Both Aftergood and Scheuer agree that the urge to classify more generally goes up during wartime. That urge is also fed by concern after 9/11 that the U.S. couldn’t reveal some of its controversial tactics, such as waterboarding prisoners, without generating a public outcry.

As a result of the push to share information while at the same time classifying more, more people have access to documents with higher classifications.

“It’s easier to give someone access to all the databases than to just what he needs. It is tremendously expensive to divide up that information,” Scheuer said.

The Defense Department is the largest source of classified documents largely because of its 1.4 million active duty soldiers, nearly all with some classification access.

There were supposed to be safeguards against information stealing, but with so many people using the Pentagon’s system, monitoring how much any individual reads is nearly impossible.

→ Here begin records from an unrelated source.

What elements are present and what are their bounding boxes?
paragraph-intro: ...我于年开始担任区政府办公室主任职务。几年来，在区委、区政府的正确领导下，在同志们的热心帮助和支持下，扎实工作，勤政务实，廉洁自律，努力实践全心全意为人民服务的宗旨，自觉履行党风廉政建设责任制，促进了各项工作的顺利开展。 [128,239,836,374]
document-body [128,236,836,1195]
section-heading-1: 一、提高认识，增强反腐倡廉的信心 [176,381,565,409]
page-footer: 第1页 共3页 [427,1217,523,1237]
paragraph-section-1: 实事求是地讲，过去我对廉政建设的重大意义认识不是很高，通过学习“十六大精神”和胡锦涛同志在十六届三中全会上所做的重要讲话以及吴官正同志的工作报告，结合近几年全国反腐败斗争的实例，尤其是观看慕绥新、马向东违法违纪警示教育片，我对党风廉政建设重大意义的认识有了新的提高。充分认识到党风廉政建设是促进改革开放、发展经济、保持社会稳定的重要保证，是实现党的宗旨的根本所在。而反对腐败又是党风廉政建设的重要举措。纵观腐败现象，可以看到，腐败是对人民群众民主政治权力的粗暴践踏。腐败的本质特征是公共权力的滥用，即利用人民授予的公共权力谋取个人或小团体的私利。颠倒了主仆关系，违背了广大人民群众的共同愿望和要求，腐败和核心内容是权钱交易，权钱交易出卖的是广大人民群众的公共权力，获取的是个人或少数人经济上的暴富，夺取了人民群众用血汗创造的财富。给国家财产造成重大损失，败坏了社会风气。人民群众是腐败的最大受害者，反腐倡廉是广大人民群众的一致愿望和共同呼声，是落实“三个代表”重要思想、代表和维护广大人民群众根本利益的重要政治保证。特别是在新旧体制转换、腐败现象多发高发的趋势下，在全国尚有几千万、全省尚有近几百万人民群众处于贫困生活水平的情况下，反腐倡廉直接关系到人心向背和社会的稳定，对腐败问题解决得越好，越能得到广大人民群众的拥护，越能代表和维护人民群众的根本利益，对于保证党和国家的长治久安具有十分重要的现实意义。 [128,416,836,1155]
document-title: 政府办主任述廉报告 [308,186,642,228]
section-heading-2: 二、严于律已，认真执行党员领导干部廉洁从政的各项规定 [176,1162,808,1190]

On Aug. 12, in the wake of the first WikiLeaks document release, Defense Secretary Robert Gates ordered the Pentagon to disable Defense Department classified computers from loading information onto removable storage devices.

Two people now are required to download documents from the classified system; Manning allegedly pretended to be listening to music by Lady Gaga, singing and humming the lyrics so that passersby would think the running CD drive was playing music, not recording thousands of classified documents.

Still, Scheuer worries that the current concern about WikiLeaks will cause the government to draw the wrong lesson about how best to protect information.

“I think people drew the wrong lesson from the 9/11 commission,” he said. “It was not just about sharing information. It was about acting on the information you have.”